Uncategorized

Good onion harvest meets weak prices for area farmers

By Pat Caldwell

The Enterprise

VALE – Local growers produced bigger onions this season but prices for the county’s biggest commodity are down.

Farmers and some packing firms also faced difficulty finding enough workers.

“Prices are terrible,” said Grant Kitamura of Murakami Produce Company, an onion-packing firm in Ontario.

Murakami said local yields were about average but area onion farmers could lose money if the prices for the crop stay where they stand now.

Murakami said, for example, a 50-pound bag of onions not placed in permanent storage currently sells for about $6. Once an onion crop enters storage, he said, additional costs – such as for power – boost the cost of that bag to $6.50. At the same time, he said, the selling price for that bag is between $3 and $4.

The onion market, he said, “is lousy — very little return for the farmer.”

Nyssa onion producer Paul Skeen echoed Murakami’s sentiments regarding prices.

“Most of the time it was a good, clear harvest. I think we had a nice crop that was a little bigger than normal. The problem we got right now is the prices. The cost of what they are selling them for is barely covering the packing charge with zero back for the grower,” Skeen said.

Onions are the chief economic engine for Malheur County, generating between $80 and $90 million dollars a year for the region. The main onion variety produced in the county is Spanish Sweets and usually prove to be beneficial because they can be stored longer.

The local onions though are sold on the open commodities market, which means prices can fluctuate significantly. Most area onion farmer own or rent storage space for their product in a marketing effort. Onions from Malheur County are sold across the nation and around the globe. The market, Murakami said, operates on simple principles.

“We are purely supply and demand. What we grow we have to sell this season,” he said.

The onion season begins with the fall harvest but stretches into March or April of the following year as stored product is sold as prices climb and to meet market demand.

One challenge Murakami said his organization faced during the harvest was finding enough employees, which impacted the length of the season.

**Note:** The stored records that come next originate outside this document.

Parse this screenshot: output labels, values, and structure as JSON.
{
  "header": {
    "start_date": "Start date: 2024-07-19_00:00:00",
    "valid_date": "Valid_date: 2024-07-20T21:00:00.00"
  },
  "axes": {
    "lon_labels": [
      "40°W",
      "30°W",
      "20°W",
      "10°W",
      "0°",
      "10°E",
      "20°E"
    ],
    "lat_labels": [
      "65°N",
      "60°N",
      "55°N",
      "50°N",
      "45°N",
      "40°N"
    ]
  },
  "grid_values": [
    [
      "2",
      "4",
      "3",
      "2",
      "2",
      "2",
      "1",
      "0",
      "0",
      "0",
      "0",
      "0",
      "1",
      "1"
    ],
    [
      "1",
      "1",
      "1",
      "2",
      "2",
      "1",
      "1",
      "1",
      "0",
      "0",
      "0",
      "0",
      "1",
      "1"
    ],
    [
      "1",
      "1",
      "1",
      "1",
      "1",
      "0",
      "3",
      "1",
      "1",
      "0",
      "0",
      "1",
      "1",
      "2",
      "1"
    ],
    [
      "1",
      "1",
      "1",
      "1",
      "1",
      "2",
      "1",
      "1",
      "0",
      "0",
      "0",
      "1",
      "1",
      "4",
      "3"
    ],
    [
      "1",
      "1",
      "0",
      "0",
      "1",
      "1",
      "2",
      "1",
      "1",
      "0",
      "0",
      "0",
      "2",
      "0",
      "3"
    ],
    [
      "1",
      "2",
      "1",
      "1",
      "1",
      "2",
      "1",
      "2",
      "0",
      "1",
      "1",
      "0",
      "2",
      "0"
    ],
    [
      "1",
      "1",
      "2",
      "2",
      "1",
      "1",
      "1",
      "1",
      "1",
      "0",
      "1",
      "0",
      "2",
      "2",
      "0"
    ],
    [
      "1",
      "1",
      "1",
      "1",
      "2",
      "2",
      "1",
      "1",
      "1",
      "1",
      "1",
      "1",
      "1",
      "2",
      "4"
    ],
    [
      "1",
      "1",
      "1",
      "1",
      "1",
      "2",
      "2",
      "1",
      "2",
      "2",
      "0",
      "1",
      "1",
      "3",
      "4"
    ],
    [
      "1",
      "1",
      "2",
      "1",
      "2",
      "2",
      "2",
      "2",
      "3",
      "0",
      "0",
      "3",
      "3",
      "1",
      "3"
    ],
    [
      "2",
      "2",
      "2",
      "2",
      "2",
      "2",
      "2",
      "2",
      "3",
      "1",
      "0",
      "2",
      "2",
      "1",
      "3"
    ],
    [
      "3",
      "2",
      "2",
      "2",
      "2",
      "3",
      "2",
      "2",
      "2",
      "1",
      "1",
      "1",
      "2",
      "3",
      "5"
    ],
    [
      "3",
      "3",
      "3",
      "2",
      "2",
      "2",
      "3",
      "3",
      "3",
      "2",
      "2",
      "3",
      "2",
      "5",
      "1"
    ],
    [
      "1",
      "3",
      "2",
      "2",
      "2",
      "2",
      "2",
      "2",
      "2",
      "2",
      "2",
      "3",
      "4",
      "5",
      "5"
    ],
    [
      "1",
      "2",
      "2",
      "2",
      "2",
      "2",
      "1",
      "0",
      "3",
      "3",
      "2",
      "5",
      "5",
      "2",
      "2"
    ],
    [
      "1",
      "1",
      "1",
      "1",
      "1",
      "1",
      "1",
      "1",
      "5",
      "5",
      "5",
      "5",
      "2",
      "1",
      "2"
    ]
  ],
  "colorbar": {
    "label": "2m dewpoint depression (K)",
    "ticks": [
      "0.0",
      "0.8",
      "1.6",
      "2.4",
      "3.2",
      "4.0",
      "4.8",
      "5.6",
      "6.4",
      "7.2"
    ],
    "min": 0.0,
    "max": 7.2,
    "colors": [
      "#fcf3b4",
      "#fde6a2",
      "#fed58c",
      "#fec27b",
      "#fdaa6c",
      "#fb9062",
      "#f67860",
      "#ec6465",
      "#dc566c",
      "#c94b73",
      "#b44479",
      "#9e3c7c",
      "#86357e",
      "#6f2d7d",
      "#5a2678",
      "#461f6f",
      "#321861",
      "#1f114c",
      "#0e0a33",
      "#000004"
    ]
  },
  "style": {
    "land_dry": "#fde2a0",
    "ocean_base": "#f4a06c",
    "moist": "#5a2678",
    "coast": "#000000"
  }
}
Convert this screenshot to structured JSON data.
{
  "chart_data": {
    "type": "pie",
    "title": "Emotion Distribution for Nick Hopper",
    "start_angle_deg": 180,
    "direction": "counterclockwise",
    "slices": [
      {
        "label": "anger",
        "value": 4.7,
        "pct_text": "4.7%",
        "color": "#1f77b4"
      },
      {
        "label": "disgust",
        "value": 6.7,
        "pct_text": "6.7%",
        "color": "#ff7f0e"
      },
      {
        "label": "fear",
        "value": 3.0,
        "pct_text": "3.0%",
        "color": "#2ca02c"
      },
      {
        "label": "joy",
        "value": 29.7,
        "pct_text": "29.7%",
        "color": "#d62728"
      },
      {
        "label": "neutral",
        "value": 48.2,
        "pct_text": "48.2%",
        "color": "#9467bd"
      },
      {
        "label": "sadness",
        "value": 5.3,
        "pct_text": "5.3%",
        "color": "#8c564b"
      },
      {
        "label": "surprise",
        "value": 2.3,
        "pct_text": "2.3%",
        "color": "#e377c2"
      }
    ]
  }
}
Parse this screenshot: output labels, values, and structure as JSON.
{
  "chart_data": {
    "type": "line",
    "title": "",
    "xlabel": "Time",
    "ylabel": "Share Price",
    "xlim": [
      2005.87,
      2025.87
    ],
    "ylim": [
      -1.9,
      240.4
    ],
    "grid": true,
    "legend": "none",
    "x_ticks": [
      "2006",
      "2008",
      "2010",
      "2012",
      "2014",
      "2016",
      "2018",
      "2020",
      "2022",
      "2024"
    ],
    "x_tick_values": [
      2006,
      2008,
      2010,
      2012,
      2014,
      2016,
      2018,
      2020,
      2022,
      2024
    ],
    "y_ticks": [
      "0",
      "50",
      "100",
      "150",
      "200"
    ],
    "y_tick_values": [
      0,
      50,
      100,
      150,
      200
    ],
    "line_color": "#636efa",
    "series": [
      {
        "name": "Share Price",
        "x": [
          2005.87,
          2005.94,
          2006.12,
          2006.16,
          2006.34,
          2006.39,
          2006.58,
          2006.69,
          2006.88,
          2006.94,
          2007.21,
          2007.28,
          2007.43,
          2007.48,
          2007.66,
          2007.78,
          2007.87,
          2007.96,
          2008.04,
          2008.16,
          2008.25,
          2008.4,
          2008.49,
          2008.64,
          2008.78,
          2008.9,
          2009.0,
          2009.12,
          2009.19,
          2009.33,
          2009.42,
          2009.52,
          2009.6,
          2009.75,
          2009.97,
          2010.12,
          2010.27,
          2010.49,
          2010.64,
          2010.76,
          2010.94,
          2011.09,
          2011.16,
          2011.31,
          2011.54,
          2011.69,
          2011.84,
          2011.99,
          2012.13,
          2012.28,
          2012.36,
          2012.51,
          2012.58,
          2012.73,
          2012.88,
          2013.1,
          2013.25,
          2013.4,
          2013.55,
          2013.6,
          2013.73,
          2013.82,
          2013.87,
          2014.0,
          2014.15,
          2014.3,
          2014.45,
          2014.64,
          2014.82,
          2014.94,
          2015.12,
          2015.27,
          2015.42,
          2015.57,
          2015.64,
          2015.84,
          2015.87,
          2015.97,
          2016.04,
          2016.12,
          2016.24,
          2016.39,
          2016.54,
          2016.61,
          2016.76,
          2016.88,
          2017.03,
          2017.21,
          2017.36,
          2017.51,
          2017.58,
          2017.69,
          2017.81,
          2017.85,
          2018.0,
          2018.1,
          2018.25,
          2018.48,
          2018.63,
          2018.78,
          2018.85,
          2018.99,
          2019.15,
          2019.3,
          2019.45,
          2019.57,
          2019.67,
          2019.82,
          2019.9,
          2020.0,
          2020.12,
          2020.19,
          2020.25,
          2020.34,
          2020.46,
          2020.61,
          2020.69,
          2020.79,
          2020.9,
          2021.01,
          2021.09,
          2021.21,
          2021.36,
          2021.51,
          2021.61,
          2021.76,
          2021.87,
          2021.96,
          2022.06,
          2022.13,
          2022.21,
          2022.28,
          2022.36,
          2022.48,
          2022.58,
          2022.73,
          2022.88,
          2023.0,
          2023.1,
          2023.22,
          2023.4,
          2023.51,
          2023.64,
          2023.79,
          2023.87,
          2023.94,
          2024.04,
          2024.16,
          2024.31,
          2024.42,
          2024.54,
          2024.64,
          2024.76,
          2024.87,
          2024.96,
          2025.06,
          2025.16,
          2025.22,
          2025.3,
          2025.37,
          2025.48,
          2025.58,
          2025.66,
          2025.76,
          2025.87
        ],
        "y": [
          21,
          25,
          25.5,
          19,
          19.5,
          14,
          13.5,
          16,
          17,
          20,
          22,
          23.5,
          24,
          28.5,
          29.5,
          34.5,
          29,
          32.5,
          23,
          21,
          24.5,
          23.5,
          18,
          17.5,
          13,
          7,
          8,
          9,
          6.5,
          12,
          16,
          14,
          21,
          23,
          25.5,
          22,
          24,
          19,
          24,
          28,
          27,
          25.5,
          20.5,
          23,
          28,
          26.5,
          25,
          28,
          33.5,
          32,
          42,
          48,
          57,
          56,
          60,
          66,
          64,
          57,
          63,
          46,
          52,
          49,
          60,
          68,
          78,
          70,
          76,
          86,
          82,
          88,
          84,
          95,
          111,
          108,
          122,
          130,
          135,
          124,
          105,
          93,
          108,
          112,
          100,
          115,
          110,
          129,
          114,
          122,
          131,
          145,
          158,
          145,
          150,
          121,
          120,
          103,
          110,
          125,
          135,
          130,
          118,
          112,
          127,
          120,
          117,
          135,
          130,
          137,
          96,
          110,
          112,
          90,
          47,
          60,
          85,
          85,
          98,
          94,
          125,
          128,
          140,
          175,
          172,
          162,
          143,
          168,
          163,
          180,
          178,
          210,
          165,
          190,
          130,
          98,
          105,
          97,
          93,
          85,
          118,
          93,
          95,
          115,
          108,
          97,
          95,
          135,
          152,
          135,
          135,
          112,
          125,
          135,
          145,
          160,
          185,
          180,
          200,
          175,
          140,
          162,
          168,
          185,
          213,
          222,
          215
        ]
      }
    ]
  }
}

“For us the most serious problem was lack of labor. It took longer, a lot longer, then we’d like,” he said.

Stuart Reitz, Malheur County/OSU Extension cropping systems agent, said availability of labor remains an ongoing challenge for many producers.

“Not enough labor has been one of those serious bug-a-boos. Some growers are working overtime,” he said.

Reitz said climate – plus ample water – this season helped fuel larger onions than in the past.

“We had pretty good growing conditions during most of the summer. We didn’t have any intense heat. Most of the irrigation districts had a full allotment of weather. So, the onions came out at the larger end of the spectrum,” he said.

Another reason, he said, for the onion size growth was there was not as many plants per acre.

“So they had a little more space to grow,” he said.

Reitz said the onion harvest averaged about 45 tons per acre in the county. In terms of total acreage, more onions were in the ground this year than 2015. In 2015, onion producers sowed 9,314 acres in Malheur County. This year farmers devoted 10,778 acres to the crop.

Reitz also noted onion prices are down.

“It looks like one of those break-even years,” he said.

Yet there is some hope for a price rebound, Reitz said.

“It is still kind of early in the season. If things turn around they (producers) could make a whole lot of money,” he said.

Skeen, who is also the president of the Malheur County Onion Growers Association, said he is worried that area onion producers are already giving up on the 2016 crop in terms of making money or breaking even.

“I have heard growers say ‘I do not want to have to dump them at the end.’ It is like we are giving up on this season already. If we are going to give up, let’s give up at the end,” he said.